Bueno después de acabar este terrible año de esfuerzos y sacrificios mejor de lo que esperaba ,la verdad, y con mis amigas y yo con las oposiciones aprobadas, todo ha ido siendo de sabor agridulce. Quiero decir que la alegría absoluta del aprobado y la estabildad completa para mi familia y para mí no me la quita nadie pero que han pasado otras cosas que han estado a punto de ensombrecerme el verano.

Mi madre, que debo admitir nunca nos quiso, o si lo hizo alguna vez fue de una manera tan especial que nunca nos dimos cuenta tenía que montarme el numerito porque a ella no le va eso de tener personas felices a su alrededor...De hecho creo que hay dos tipos de personas negativas en el mundo, aquellas que sólo desean autodestruirse y aquellas otras que en su autrodestrucción buscan formar un tornado para arrastrar todo lo que hay detrás y bueno mi madre es una de ellas. Pasó algo que me tuvo dos días en mi habitación llorando y a oscuras sin querer saber nada de mi chico ni de las niñas pero al segundo día de encierro vi la luz , quiero decir que desperté de un letargo de 37 años sufrindo su maltrato sicológoco y plantándome en un serio y profundo ya no más. Esta vez no va a joderme esto también

Así que mis amigos me convencieron de hacer un viajecillo que llevaba tiempo planeado para celebrar los seis nuestras oposiciones porque los chicos también han tenido un duro año de amos de casa y de aguantar nuestro insoportable humor de opositoras,jejeje. Y gracias a que mi hermana , a la que adoro( un besote desde aquí) y a mi suegra que se quedaron con las niñas pues allí que nos vamos en clase preferente en AVE a Madrid a un hotel de maravilla y a todo lujo pero pato patito...
Nos plantamos allí a medio día con hambre canino...pero primero soltamos maletas y a buscar un buen sitio, hacia la plaza Mayor mis amigos deciden rodear por el barrio de Lavapies y bueno a mitad de camino mis fantásticas sandalias extraplanas ¡ chaf! pisan algo viscoso que llega hasta mis dedos ¡Ahhhhhhhhhhhhhhhhhhhhhhh!
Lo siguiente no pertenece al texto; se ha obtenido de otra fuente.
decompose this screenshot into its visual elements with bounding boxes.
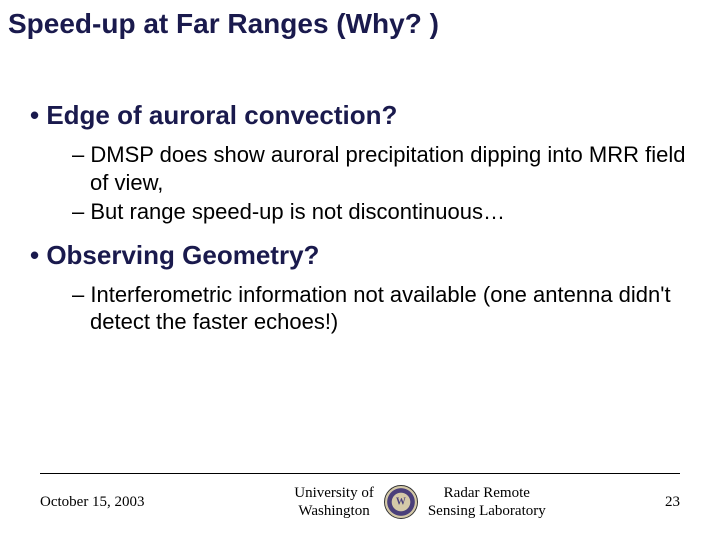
footer-lab-line1: Radar Remote (428, 484, 546, 502)
bullet-level2: Interferometric information not availabl… (30, 281, 690, 336)
bullet-level2: DMSP does show auroral precipitation dip… (30, 141, 690, 196)
footer-laboratory: Radar Remote Sensing Laboratory (428, 484, 546, 520)
footer-row: October 15, 2003 University of Washingto… (40, 484, 680, 520)
bullet-group-1: Edge of auroral convection? DMSP does sh… (30, 100, 690, 226)
footer-center: University of Washington Radar Remote Se… (294, 484, 545, 520)
footer-lab-line2: Sensing Laboratory (428, 502, 546, 520)
slide-footer: October 15, 2003 University of Washingto… (0, 473, 720, 520)
footer-divider (40, 473, 680, 474)
bullet-level2: But range speed-up is not discontinuous… (30, 198, 690, 226)
bullet-level1: Edge of auroral convection? (30, 100, 690, 131)
slide-title: Speed-up at Far Ranges (Why? ) (0, 0, 720, 40)
footer-university: University of Washington (294, 484, 374, 520)
slide-content: Edge of auroral convection? DMSP does sh… (0, 40, 720, 336)
university-seal-icon (384, 485, 418, 519)
footer-page-number: 23 (640, 494, 680, 511)
footer-uni-line2: Washington (294, 502, 374, 520)
footer-date: October 15, 2003 (40, 494, 200, 511)
bullet-level1: Observing Geometry? (30, 240, 690, 271)
footer-uni-line1: University of (294, 484, 374, 502)
bullet-group-2: Observing Geometry? Interferometric info… (30, 240, 690, 336)
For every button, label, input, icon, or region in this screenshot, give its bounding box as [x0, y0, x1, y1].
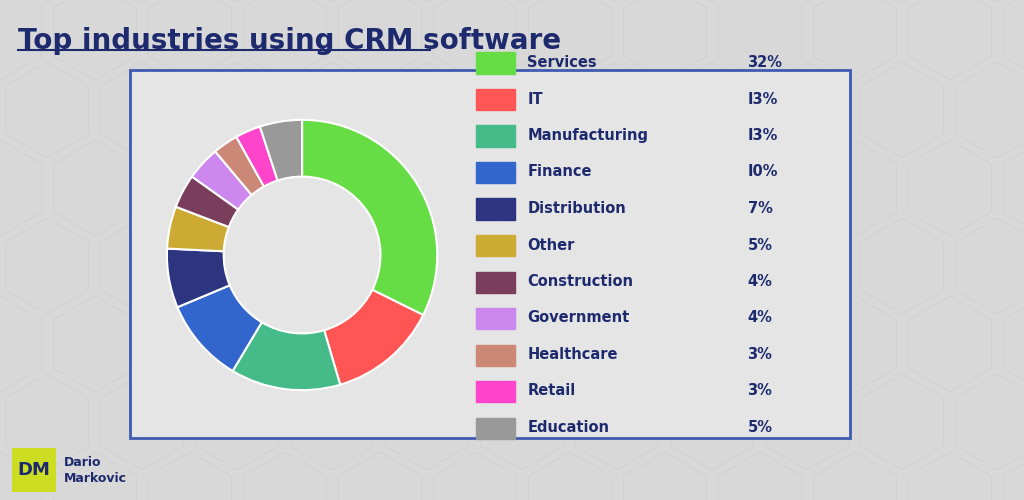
Text: Services: Services	[527, 55, 597, 70]
Text: 7%: 7%	[748, 201, 772, 216]
Text: 3%: 3%	[748, 384, 772, 398]
Text: DM: DM	[17, 461, 50, 479]
Text: Dario: Dario	[63, 456, 101, 468]
Wedge shape	[325, 290, 423, 384]
Wedge shape	[191, 152, 252, 210]
Text: Markovic: Markovic	[63, 472, 127, 484]
Text: Manufacturing: Manufacturing	[527, 128, 648, 143]
Wedge shape	[260, 120, 302, 180]
Text: Other: Other	[527, 238, 574, 252]
Text: Finance: Finance	[527, 164, 592, 180]
FancyBboxPatch shape	[130, 70, 850, 438]
Text: I0%: I0%	[748, 164, 778, 180]
Text: 32%: 32%	[748, 55, 782, 70]
Text: Education: Education	[527, 420, 609, 435]
FancyBboxPatch shape	[12, 448, 56, 492]
Wedge shape	[237, 126, 278, 186]
Text: Government: Government	[527, 310, 630, 326]
Text: I3%: I3%	[748, 92, 778, 106]
Text: IT: IT	[527, 92, 543, 106]
Text: Construction: Construction	[527, 274, 634, 289]
Text: Retail: Retail	[527, 384, 575, 398]
Wedge shape	[215, 137, 264, 195]
Text: 5%: 5%	[748, 238, 772, 252]
Wedge shape	[232, 322, 340, 390]
Text: I3%: I3%	[748, 128, 778, 143]
Text: Healthcare: Healthcare	[527, 347, 617, 362]
Wedge shape	[167, 248, 229, 307]
Text: Distribution: Distribution	[527, 201, 626, 216]
Wedge shape	[302, 120, 437, 315]
Text: Top industries using CRM software: Top industries using CRM software	[18, 27, 561, 55]
Wedge shape	[167, 207, 228, 252]
Text: 4%: 4%	[748, 310, 772, 326]
Wedge shape	[177, 286, 262, 371]
Text: 5%: 5%	[748, 420, 772, 435]
Text: 4%: 4%	[748, 274, 772, 289]
Text: 3%: 3%	[748, 347, 772, 362]
Wedge shape	[176, 176, 239, 227]
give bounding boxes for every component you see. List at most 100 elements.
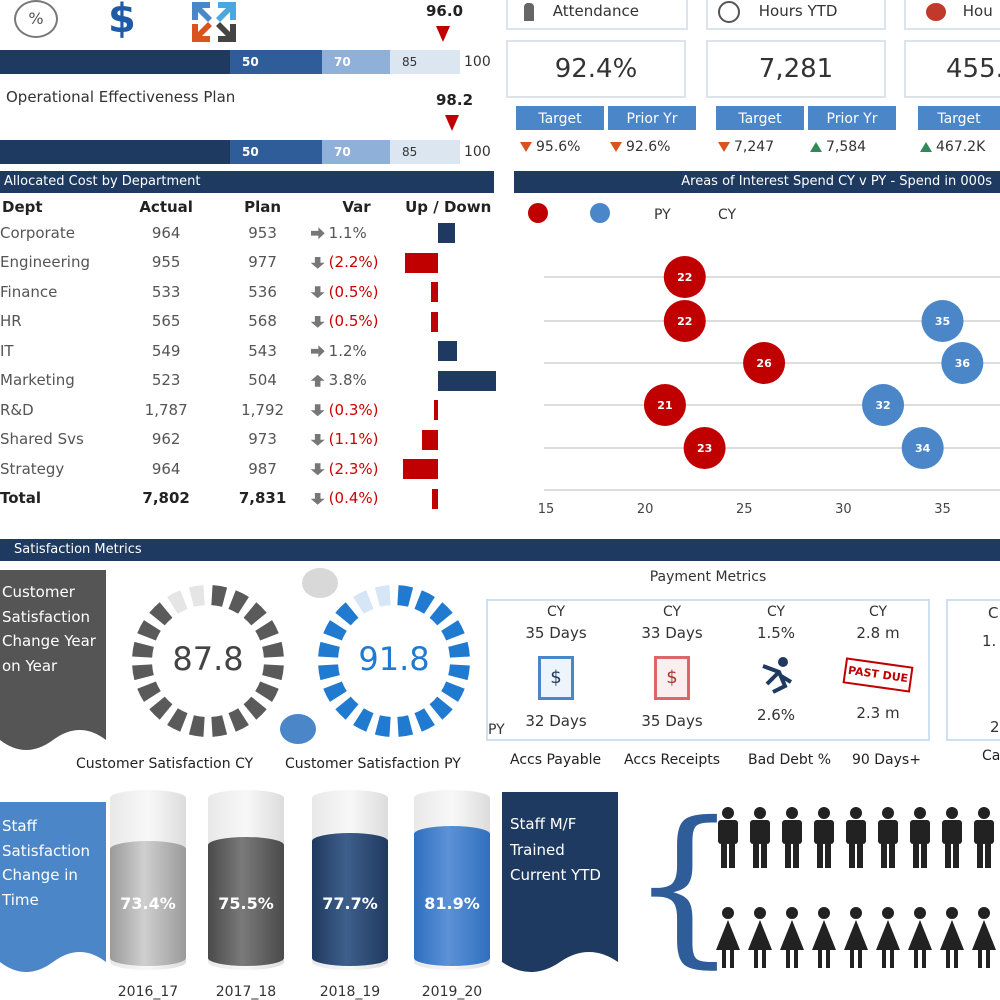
plan-cell: 1,792 bbox=[241, 400, 285, 419]
ring-segment bbox=[149, 602, 173, 626]
variance-arrow-icon bbox=[310, 256, 325, 269]
ring-segment bbox=[335, 602, 359, 626]
pay-cy-value: 35 Days bbox=[525, 624, 587, 642]
ring-segment bbox=[414, 590, 435, 614]
kpi-third-target-label: Target bbox=[918, 106, 1000, 130]
variance-bar bbox=[433, 400, 439, 420]
ring-segment bbox=[132, 641, 154, 658]
kpi-attendance-value: 92.4% bbox=[506, 40, 686, 98]
variance-arrow-icon bbox=[310, 286, 325, 299]
cust-sat-py-label: Customer Satisfaction PY bbox=[285, 756, 461, 772]
payment-extra-v1: 1. bbox=[982, 632, 997, 650]
payment-title: Payment Metrics bbox=[649, 569, 767, 585]
down-arrow-icon bbox=[520, 142, 532, 152]
plan2-marker-icon bbox=[445, 115, 459, 131]
plan2-seg-70: 70 bbox=[322, 140, 390, 164]
point-label: 21 bbox=[657, 399, 672, 412]
var-cell: (0.5%) bbox=[310, 307, 403, 337]
variance-arrow-icon bbox=[310, 227, 325, 240]
arrows-icon bbox=[192, 2, 236, 42]
ring-segment bbox=[137, 620, 161, 641]
actual-cell: 964 bbox=[151, 459, 181, 478]
var-cell: 1.1% bbox=[310, 218, 403, 248]
dept-cell: Strategy bbox=[0, 459, 65, 478]
variance-bar bbox=[438, 370, 497, 391]
chart-title: Areas of Interest Spend CY v PY - Spend … bbox=[514, 171, 1000, 193]
plan-cell: 953 bbox=[248, 223, 277, 242]
pay-cy-value: 33 Days bbox=[641, 624, 703, 642]
var-value: (0.5%) bbox=[328, 312, 379, 331]
kpi-third-title-box: Hou bbox=[904, 0, 1000, 30]
var-value: (2.3%) bbox=[328, 459, 379, 478]
var-cell: 1.2% bbox=[310, 336, 403, 366]
actual-cell: 1,787 bbox=[144, 400, 188, 419]
ring-segment bbox=[211, 715, 228, 737]
updown-cell bbox=[402, 366, 497, 396]
up-arrow-icon bbox=[810, 142, 822, 152]
col-var: Var bbox=[342, 198, 371, 216]
dept-cell: Engineering bbox=[0, 253, 90, 272]
variance-arrow-icon bbox=[310, 315, 325, 328]
variance-arrow-icon bbox=[310, 404, 325, 417]
point-label: 36 bbox=[955, 357, 971, 370]
ring-segment bbox=[262, 664, 284, 681]
cylinder-fill bbox=[414, 826, 490, 966]
var-cell: (0.4%) bbox=[310, 484, 403, 514]
cy-point bbox=[901, 427, 944, 469]
x-tick-label: 15 bbox=[538, 502, 555, 517]
col-plan: Plan bbox=[244, 198, 282, 216]
table-row: Corporate 964 953 1.1% bbox=[0, 218, 494, 248]
cost-table: Dept Actual Plan Var Up / Down Corporate… bbox=[0, 196, 497, 514]
male-icon bbox=[814, 807, 834, 868]
ring-segment bbox=[323, 620, 347, 641]
male-icon bbox=[974, 807, 994, 868]
updown-cell bbox=[402, 277, 494, 307]
pay-col-3: CY 1.5% 2.6% bbox=[730, 604, 822, 724]
ring-segment bbox=[441, 620, 465, 641]
satisfaction-section-title: Satisfaction Metrics bbox=[0, 539, 1000, 561]
plan2-max: 100 bbox=[464, 144, 491, 160]
cylinder-year: 2018_19 bbox=[319, 984, 381, 1000]
dept-cell: IT bbox=[0, 341, 14, 360]
plan-cell: 568 bbox=[248, 312, 277, 331]
male-icon bbox=[942, 807, 962, 868]
pay-name-4: 90 Days+ bbox=[852, 752, 921, 768]
staff-change-label: Staff Satisfaction Change in Time bbox=[2, 817, 91, 909]
cust-sat-py-ring bbox=[318, 585, 470, 737]
kpi-attendance-target: 95.6% bbox=[520, 137, 580, 157]
kpi-third-title: Hou bbox=[962, 2, 993, 20]
point-label: 22 bbox=[677, 315, 692, 328]
ring-segment bbox=[255, 620, 279, 641]
kpi-attendance-target-value: 95.6% bbox=[536, 139, 581, 155]
female-icon bbox=[780, 907, 804, 968]
var-cell: (0.5%) bbox=[310, 277, 403, 307]
plan1-bar: 50 70 85 bbox=[0, 50, 460, 74]
var-value: 3.8% bbox=[328, 371, 367, 390]
col-actual: Actual bbox=[139, 198, 193, 216]
plan1-marker-value: 96.0 bbox=[426, 2, 464, 20]
kpi-hours-title-box: Hours YTD bbox=[706, 0, 886, 30]
plan-cell: 977 bbox=[248, 253, 277, 272]
var-value: (0.4%) bbox=[328, 489, 379, 508]
plan-cell: 987 bbox=[248, 459, 277, 478]
kpi-attendance-prior-value: 92.6% bbox=[626, 139, 671, 155]
pay-cy-label: CY bbox=[868, 604, 888, 620]
py-point bbox=[743, 342, 786, 384]
legend-cy-marker bbox=[590, 203, 610, 223]
ring-segment bbox=[374, 715, 391, 737]
payment-extra-name: Ca bbox=[982, 748, 1000, 764]
table-row: Engineering 955 977 (2.2%) bbox=[0, 248, 494, 278]
ring-segment bbox=[167, 708, 188, 732]
cylinder-value: 77.7% bbox=[322, 894, 378, 913]
cylinder-year: 2019_20 bbox=[421, 984, 483, 1000]
male-icon bbox=[750, 807, 770, 868]
table-row: Shared Svs 962 973 (1.1%) bbox=[0, 425, 494, 455]
kpi-attendance-prior-label: Prior Yr bbox=[608, 106, 696, 130]
kpi-hours-value: 7,281 bbox=[706, 40, 886, 98]
point-label: 22 bbox=[677, 271, 692, 284]
table-row: Marketing 523 504 3.8% bbox=[0, 366, 497, 396]
male-icon bbox=[718, 807, 738, 868]
updown-cell bbox=[402, 307, 494, 337]
legend-py-label: PY bbox=[654, 207, 671, 223]
variance-bar bbox=[432, 488, 439, 509]
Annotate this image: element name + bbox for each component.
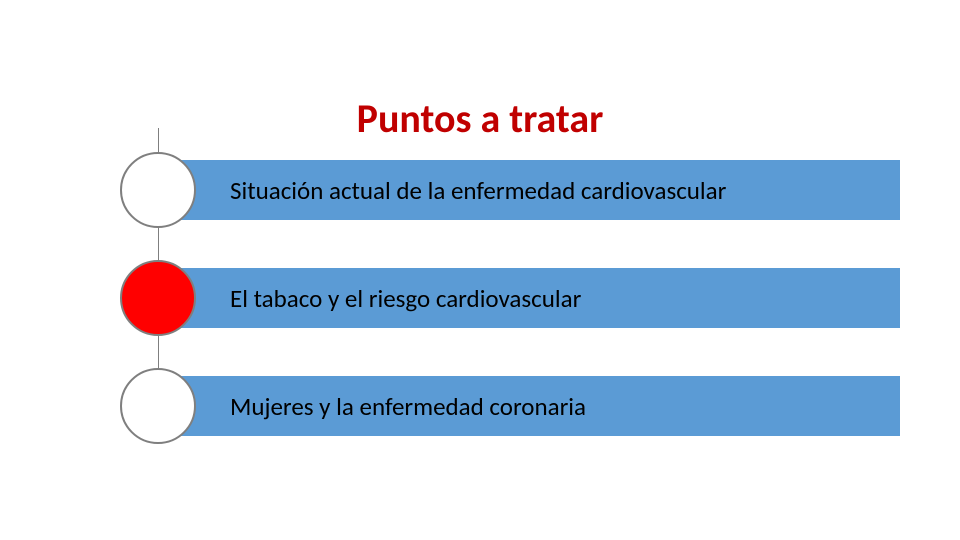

No me lo puedo creer...es una cucaracha del tamaño de un ratón cuyo cadáver se extiende entre mis dedos y la suela de mi sandalia...Empiezo a hiperventilar ante la mirada jocosa de mis amigos y de mi chico que en ese momento no me caen nada bien...Joder me limpio como puedo, bueno ese trabajo se lo dejo al médico, que yo soy incapaz de ver difuntos y seguimos paseando cuando de repente me doy cuenta de que allí, en Lavapies, las únicas chicas que hay en la calle somos mis amigas y yo. Miro a ver donde están estos... ni rastro y supongo que se han parado a mirar algo y yo con mi minifalda tamaño cinturón me paseo por entre los grupos de simpáticos inmigrantes que profieren varios "piropos" que mi otitis permite que ignore.

Salimos de allí y en Tirso de Molina vemos una fantástica terrracita llena de mesas plagadas de gente y de cervezas heladas y aunque yo no bebo alcohol en esos moementos me tiro de cabeza a la amarillenta bebida pero justo antes de sentarme, ¡zas! mi pie se hunde en algo que me parece a priori agua ¡pobres sandalias! miro al suelo y veo una fiambrerita que un perro del tamaño de una rata esta disfrutando con agua...no es grave pero de repente escucho a su dueña decir:

¡Oh, criaturita que te ha hecho ese mosntruo que estás hasta temblando! ¿monstruo yo? me vuelvo para decirle algo al tío de voz aguda cuando de repente me encuentro con una chica alta, delgadísima con un vestido camisero fantástico y un maravilloso corte Bob...

¿pero? si yo escuché...¡vaya, pero si tiene nuez...es un tío! Así que ante el asombro sólo esbozo un brevísimo disculpe.

Nigún incidente más. Sólo las risas y carcajadas con mis amigos y a cada una de ellas noto que la tensión de este año que todos hemos acumulado va desapareciendo y que lo importante es estar allí, juntos , siendo como somos y apoyándonos de la manera que lo hemos hecho miemtras te das cuenta de que si has llegado al final es en cierta manera porque ellos estaban en el camino.